Corie Mapp was born in Barbados 1978. After leaving school at 16, Mapp served with the Royal Barbados Police Force and the Barbados Defence Force Reserves. In 2005, he joined the Household Cavalry and from 2006-2008 he served in London with the Household Cavalry Mounted Regiment, becoming the first ever Barbadian to ride on The Queen’s Birthday Parade.
In 2008, he was posted as a combat vehicle driver to the Household Cavalry’s armoured reconnaissance regiment in Windsor, the Household Cavalry Regiment, which was deployed to Afghanistan in late 2009. While on active duty there in early 2010 he lost both legs when, under enemy fire, his armoured vehicle ran over an IED. Mapp was unconscious for two weeks but within a month of his injury was starting to walk on prosthetic legs.
During his time in recovery and rehabilitation, Mapp competed successfully in athletics and sitting volleyball for Team GB in the 2013 Warrior Games, and the first two Invictus Games. He also played cricket for Hampshire County Cricket disabilities team, winning the championship in 2012 and 2016. In 2013 Mapp was introduced to para bobsleigh.

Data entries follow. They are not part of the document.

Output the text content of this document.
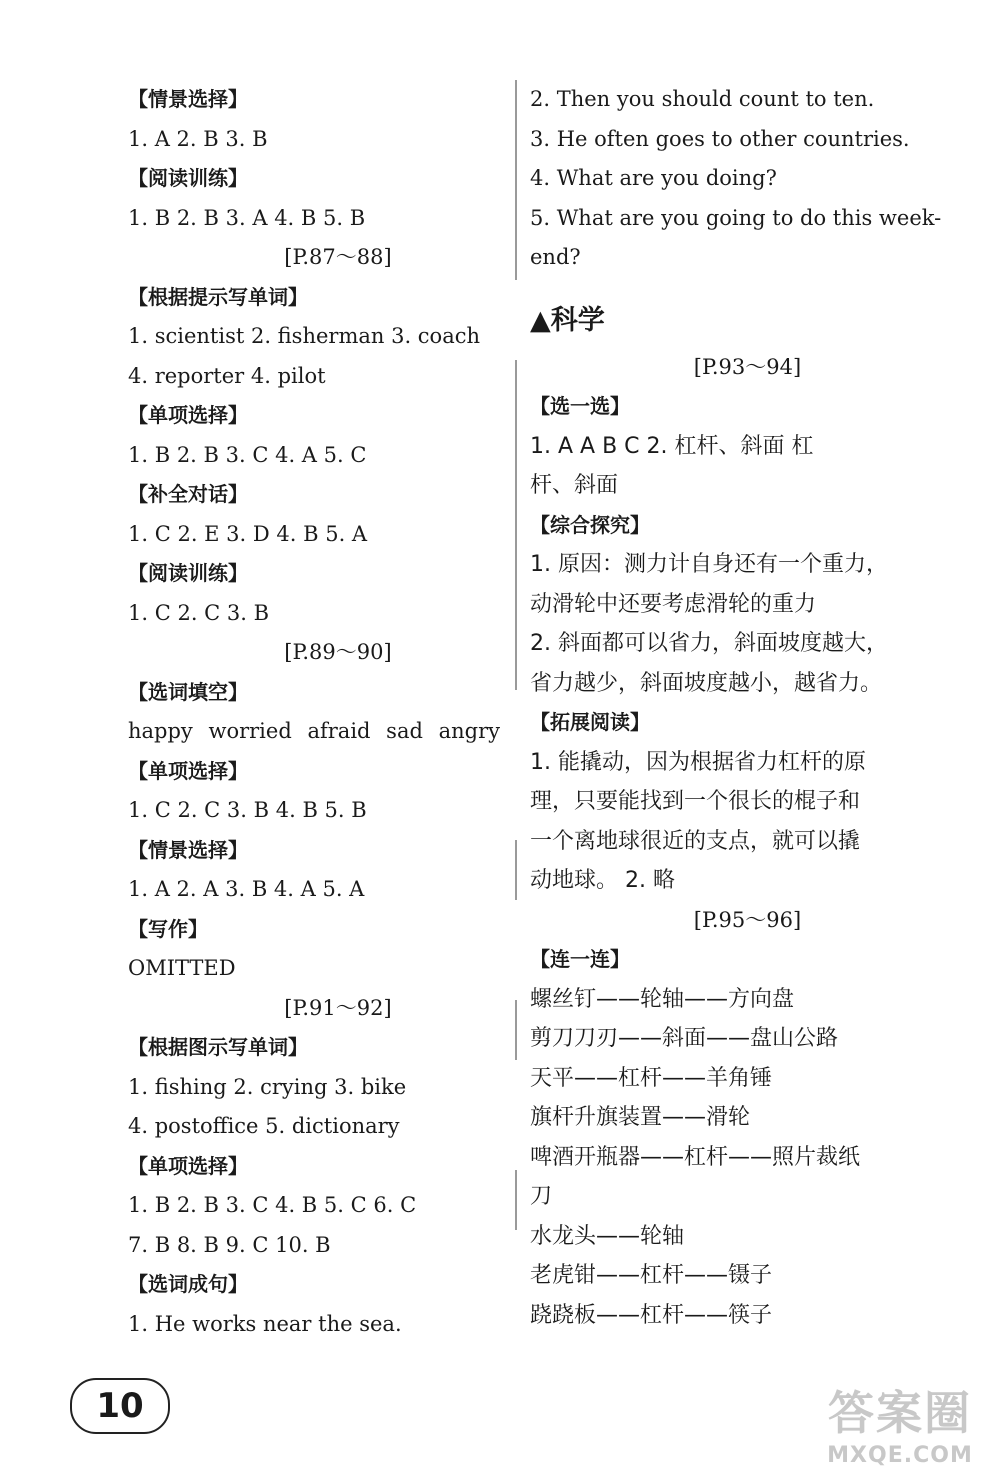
【情景选择】
1. A 2. B 3. B
【阅读训练】
1. B 2. B 3. A 4. B 5. B
[P.87～88]
【根据提示写单词】
1. scientist 2. fisherman 3. coach
4. reporter 4. pilot
【单项选择】
1. B 2. B 3. C 4. A 5. C
【补全对话】
1. C 2. E 3. D 4. B 5. A
【阅读训练】
1. C 2. C 3. B
[P.89～90]
【选词填空】
happy worried afraid sad angry
【单项选择】
1. C 2. C 3. B 4. B 5. B
【情景选择】
1. A 2. A 3. B 4. A 5. A
【写作】
OMITTED
[P.91～92]
【根据图示写单词】
1. fishing 2. crying 3. bike
4. postoffice 5. dictionary
【单项选择】
1. B 2. B 3. C 4. B 5. C 6. C
7. B 8. B 9. C 10. B
【选词成句】
1. He works near the sea.
2. Then you should count to ten.
3. He often goes to other countries.
4. What are you doing?
5. What are you going to do this week-
end?
▲科学
[P.93～94]
【选一选】
1. A A B C 2. 杠杆、斜面 杠
杆、斜面
【综合探究】
1. 原因：测力计自身还有一个重力，
动滑轮中还要考虑滑轮的重力
2. 斜面都可以省力，斜面坡度越大，
省力越少，斜面坡度越小，越省力。
【拓展阅读】
1. 能撬动，因为根据省力杠杆的原
理，只要能找到一个很长的棍子和
一个离地球很近的支点，就可以撬
动地球。 2. 略
[P.95～96]
【连一连】
螺丝钉——轮轴——方向盘
剪刀刀刃——斜面——盘山公路
天平——杠杆——羊角锤
旗杆升旗装置——滑轮
啤酒开瓶器——杠杆——照片裁纸
刀
水龙头——轮轴
老虎钳——杠杆——镊子
跷跷板——杠杆——筷子
10	答案圈
MXQE.COM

Initially he was reluctant to participate in this very dangerous sport, but quickly discovered that he was a natural mono bobsled pilot, winning the first ever Para Bobsleigh World Cup in 2018. In addition to the 2018 result, Mapp won bronze in the 2017 World Championship, silver in the 2018 event and won the European Championship in 2019/20. Currently in the top 3 in the world, in the 2021/22 ISBF season Mapp won the bronze medal in the World Cup, the silver medal in the European Championship and was placed 4th in the World Championship.
Looking forward, Mapp plans to end the 2022/23 international para bobsleigh season once again on the winner’s podium and, assuming para bobsleigh is admitted to the Winter Paralympics, to win Paralympic Gold for the United Kingdom in 2026. Not content with that, Mapp has recently joined Team GB’s sitting volleyball squad to train for and compete in the 2024 Summer Paralympic Games in Paris.
In 2020 Mapp joined Wilshire Police, as a fulltime Police Community Support Officer and he has recently been selected for training as a Police Constable. Juggling his police duties with fitness training and international competitions at an elite level remains a challenge, but has been made easier by the encouragement and support he receives from his superior officers, who recognise the value of sport – particularly elite sport – to personal and professional development.
Corie Mapp resides with his family in Swindon. His autobiography Black Ice was published in October 2021, and a made-for-subscription-TV documentary of his sporting career will be broadcast online in the autumn of this year.
Commenting on his life, Corie Mapp said: “I have faced many challenges in my life. I could not have overcome them without the support of my family, my friends, my colleagues and sport. But the biggest challenge of all, and my on-going number one ambition, is not to be a para sport champion but to be the best dad I can be to my three daughters.”